Saturday, September 16, 2006

Iraq Is a Fiasco Because Bush Put Politics First

There's an unfortunate truism in American politics: a politician can get away with lying if he gets the job done. The Bush Administration manipulated the case for war in Iraq and gave us a war we didn't need. But they failed miserably to get the job done. They failed because they repeatedly put politics first. The Washington Post has the story on the first six months during the Iraq reconstruction Gold Rush:
After the fall of Saddam Hussein's government in April 2003, the opportunity to participate in the U.S.-led effort to reconstruct Iraq attracted all manner of Americans -- restless professionals, Arabic-speaking academics, development specialists and war-zone adventurers. But before they could go to Baghdad, they had to get past Jim O'Beirne's office in the Pentagon.

To pass muster with O'Beirne, a political appointee who screens prospective political appointees for Defense Department posts, applicants didn't need to be experts in the Middle East or in post-conflict reconstruction. What seemed most important was loyalty to the Bush administration.

(snip)

Many of those chosen by O'Beirne's office to work for the Coalition Provisional Authority, which ran Iraq's government from April 2003 to June 2004, lacked vital skills and experience. A 24-year-old who had never worked in finance -- but had applied for a White House job -- was sent to reopen Baghdad's stock exchange. The daughter of a prominent neoconservative commentator and a recent graduate from an evangelical university for home-schooled children were tapped to manage Iraq's $13 billion budget, even though they didn't have a background in accounting.

The decision to send the loyal and the willing instead of the best and the brightest is now regarded by many people involved in the 3 1/2 -year effort to stabilize and rebuild Iraq as one of the Bush administration's gravest errors. Many of those selected because of their political fidelity spent their time trying to impose a conservative agenda on the postwar occupation that sidetracked more important reconstruction efforts and squandered goodwill among the Iraqi people, according to many people who participated in the reconstruction effort.

Americans need to stop pretending that George W. Bush knows what he's doing. We're lucky that there are professionals in the government Bush can't touch who have kept our nation safe. Then again, maybe it's been sheer luck we haven't had more terrorist attacks on American soil. Iraq is a fiasco because Bush put petty politics ahead of national security. It's the same in Katrina. Bush put politics ahead of rebuilding the areas hit by the hurricanes. Most Republicans in Congress are no different: they spend far too much time putting their party and their pockets ahead of what's important for the nation.

Steve Soto of The Left Coaster has it right on this issue:
A Page One in Sunday’s Washington Post outlines how the White House turned the Iraqi occupation into a large GOP patronage program, where the only qualification to serve wasn’t your expertise and training, but rather your sworn fealty to George W. Bush and his reelection.
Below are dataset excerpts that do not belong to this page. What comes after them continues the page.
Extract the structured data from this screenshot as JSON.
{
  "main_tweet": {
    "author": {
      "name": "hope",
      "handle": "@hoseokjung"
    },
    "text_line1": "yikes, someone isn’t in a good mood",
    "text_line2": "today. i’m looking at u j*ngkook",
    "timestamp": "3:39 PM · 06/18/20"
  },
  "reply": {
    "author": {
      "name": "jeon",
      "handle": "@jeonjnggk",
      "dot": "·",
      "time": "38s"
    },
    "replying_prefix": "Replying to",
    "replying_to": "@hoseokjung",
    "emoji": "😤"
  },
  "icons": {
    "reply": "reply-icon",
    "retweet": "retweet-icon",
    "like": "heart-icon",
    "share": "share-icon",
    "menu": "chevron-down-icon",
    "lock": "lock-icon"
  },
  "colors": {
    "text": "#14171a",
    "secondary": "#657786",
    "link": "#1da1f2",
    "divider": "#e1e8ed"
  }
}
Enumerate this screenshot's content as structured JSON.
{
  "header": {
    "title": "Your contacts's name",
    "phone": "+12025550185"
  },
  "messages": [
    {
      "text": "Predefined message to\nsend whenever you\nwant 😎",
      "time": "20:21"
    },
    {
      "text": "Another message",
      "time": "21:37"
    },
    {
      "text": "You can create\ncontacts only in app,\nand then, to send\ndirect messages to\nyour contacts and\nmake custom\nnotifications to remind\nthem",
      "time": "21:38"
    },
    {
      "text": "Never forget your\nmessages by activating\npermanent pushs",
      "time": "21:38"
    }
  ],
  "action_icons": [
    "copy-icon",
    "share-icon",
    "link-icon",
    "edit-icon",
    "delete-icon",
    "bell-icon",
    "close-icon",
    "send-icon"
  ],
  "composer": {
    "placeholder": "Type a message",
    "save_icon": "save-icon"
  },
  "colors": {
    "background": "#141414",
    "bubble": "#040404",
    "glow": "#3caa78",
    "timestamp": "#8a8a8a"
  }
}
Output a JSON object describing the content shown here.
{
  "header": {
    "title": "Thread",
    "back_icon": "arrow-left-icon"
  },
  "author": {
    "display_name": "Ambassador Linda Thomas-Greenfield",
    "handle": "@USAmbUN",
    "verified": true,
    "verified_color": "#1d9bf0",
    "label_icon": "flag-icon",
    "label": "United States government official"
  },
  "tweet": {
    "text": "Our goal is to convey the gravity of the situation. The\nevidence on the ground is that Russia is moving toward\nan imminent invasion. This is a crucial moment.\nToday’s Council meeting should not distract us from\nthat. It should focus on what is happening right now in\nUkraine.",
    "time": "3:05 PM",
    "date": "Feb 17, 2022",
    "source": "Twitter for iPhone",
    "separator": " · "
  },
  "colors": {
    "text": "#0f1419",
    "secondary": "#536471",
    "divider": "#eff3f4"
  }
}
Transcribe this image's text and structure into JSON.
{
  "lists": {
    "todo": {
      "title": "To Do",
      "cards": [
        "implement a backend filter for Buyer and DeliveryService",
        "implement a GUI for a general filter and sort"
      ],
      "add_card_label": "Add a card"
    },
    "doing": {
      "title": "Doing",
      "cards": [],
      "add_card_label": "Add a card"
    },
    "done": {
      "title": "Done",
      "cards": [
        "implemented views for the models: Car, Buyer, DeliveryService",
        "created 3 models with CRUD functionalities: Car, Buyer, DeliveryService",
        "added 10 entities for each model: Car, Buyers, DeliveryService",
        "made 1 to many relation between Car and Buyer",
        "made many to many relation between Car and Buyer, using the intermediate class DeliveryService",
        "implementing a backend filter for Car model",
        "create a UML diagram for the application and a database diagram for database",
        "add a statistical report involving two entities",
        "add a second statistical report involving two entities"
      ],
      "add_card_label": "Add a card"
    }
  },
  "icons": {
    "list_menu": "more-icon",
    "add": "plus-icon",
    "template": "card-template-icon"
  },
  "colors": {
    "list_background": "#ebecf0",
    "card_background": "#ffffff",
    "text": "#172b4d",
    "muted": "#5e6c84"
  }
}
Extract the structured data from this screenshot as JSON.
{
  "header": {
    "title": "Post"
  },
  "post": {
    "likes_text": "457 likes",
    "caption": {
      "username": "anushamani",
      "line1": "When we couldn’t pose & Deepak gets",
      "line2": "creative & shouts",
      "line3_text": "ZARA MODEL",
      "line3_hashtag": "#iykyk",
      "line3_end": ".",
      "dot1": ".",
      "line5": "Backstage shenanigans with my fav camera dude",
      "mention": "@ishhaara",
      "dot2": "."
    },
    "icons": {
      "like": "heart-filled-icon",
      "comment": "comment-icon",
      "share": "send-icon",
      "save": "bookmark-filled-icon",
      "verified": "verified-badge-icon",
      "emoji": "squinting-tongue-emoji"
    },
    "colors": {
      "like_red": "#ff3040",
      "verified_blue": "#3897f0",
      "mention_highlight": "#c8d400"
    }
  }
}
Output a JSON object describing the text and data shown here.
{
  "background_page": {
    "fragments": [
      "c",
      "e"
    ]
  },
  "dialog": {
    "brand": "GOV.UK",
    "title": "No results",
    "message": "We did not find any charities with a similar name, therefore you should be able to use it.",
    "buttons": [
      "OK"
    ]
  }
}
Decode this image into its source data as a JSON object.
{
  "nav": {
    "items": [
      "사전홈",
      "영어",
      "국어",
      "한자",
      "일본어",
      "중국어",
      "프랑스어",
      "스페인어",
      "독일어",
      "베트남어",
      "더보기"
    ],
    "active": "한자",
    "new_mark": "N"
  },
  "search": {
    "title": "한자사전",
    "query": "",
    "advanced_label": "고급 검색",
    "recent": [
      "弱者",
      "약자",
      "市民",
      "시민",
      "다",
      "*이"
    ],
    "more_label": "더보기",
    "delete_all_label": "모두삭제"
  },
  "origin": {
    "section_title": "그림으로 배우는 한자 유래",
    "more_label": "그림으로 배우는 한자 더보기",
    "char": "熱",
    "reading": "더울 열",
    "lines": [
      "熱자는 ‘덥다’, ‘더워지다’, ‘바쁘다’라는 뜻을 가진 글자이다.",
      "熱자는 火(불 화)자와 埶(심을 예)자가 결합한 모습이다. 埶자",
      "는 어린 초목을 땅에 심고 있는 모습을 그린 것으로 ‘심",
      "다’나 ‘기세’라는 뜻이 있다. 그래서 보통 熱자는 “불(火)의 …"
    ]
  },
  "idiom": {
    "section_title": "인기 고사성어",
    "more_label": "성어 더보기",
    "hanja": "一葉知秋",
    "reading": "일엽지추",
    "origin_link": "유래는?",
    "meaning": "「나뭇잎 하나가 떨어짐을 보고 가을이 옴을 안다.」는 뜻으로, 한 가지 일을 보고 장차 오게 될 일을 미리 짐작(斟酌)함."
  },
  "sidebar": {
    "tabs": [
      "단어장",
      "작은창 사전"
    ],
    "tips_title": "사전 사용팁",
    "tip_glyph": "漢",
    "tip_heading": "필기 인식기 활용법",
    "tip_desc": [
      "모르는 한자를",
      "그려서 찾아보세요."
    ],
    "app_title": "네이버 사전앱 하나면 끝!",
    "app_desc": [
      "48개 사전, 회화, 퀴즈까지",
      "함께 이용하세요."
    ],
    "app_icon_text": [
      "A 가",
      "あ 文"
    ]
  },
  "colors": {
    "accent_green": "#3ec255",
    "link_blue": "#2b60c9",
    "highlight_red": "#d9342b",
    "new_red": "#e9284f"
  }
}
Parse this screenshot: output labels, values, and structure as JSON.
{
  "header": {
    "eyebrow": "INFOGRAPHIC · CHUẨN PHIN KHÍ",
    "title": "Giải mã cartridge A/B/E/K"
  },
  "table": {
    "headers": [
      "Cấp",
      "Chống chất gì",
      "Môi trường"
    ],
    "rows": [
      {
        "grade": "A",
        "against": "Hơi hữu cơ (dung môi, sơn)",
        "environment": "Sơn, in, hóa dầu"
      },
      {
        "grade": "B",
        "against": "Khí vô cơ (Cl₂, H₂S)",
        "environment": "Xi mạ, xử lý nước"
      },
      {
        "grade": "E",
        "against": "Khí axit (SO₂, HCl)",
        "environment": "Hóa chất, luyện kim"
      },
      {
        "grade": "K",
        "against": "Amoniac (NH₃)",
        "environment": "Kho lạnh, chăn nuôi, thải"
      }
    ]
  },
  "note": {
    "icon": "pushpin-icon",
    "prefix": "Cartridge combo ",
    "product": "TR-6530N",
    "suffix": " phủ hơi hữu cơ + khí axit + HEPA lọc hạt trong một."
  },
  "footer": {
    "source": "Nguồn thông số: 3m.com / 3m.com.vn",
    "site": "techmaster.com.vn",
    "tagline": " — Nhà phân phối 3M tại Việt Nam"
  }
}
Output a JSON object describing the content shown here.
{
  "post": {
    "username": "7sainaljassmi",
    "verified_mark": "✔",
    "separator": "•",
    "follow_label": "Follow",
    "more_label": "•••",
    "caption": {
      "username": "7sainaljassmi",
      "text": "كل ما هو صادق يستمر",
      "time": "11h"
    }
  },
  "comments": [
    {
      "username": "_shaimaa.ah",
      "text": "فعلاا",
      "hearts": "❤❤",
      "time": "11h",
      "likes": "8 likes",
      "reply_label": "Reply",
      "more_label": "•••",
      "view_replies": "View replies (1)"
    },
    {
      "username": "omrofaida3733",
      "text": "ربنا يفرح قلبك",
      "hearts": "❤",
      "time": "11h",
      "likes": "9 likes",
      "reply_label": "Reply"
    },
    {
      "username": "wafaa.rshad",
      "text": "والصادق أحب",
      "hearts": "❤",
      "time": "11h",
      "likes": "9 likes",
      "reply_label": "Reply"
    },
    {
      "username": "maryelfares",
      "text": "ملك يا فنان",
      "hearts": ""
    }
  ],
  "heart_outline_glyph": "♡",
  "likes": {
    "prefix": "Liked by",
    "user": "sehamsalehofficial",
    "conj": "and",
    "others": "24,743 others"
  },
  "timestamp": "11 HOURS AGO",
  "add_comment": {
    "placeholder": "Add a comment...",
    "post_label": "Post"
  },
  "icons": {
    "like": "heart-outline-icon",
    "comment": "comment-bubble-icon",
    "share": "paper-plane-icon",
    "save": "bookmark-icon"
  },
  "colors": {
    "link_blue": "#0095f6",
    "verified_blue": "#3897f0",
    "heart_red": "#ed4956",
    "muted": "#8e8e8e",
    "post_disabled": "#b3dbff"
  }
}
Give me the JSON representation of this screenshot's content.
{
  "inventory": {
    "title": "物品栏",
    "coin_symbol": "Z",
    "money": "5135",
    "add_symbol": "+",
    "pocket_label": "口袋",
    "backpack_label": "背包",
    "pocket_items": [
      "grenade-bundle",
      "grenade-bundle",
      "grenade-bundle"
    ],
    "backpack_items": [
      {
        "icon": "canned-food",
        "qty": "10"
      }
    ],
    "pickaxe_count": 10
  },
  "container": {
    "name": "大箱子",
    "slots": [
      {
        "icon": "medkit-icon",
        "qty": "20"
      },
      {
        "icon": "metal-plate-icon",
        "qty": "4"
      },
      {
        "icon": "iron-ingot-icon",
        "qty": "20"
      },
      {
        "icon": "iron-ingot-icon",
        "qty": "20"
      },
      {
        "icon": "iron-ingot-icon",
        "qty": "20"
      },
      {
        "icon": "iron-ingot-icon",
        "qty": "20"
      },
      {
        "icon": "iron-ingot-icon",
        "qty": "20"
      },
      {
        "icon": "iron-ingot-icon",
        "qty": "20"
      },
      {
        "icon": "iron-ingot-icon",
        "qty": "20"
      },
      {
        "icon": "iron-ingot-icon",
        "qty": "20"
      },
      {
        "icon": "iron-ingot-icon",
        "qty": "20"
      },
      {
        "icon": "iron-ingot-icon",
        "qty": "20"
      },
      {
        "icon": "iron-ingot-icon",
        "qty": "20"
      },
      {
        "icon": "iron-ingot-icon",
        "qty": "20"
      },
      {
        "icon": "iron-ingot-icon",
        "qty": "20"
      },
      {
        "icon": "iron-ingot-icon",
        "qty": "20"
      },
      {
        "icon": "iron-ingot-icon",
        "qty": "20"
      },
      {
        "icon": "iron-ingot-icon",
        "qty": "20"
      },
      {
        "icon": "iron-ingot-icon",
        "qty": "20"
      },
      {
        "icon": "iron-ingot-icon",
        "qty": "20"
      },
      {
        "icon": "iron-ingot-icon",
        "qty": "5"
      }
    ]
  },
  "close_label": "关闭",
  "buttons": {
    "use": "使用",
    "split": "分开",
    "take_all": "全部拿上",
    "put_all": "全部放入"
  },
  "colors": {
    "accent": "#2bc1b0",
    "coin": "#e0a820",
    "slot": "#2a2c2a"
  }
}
Read this and weep. But every time the Democrats hear Bush challenge their patriotism for opposing him in Iraq, they can hang Iraq directly around his neck, and therefore tell voters that the threats we face have grown because Bush played politics with terrorism and our national security. There are a slew of messaging opportunities from this story, and it can blow a hole in the “stay with me on this or die” narrative that Bush is putting out there, simply by telling voters that he has turned Iraq into a Republican party playground rather than get the right people to secure the country.

If he did this with the biggest foreign policy mistake of the last several decades, why should voters let him continue to have a free hand in fighting the war on terror?

I subscribe to two newspapers, my local paper and The New York Times. Both papers today had Bush in his weird stressed-out press conference mode, scowling, leaning forward, talking the bullying language of a desperate used-car salesman trying to make one last sale before the mortgage comes due. The man's in trouble. He's dug a hole for himself and wants protection. But he's dug a hole for the rest of us and it's time to hold him accountable.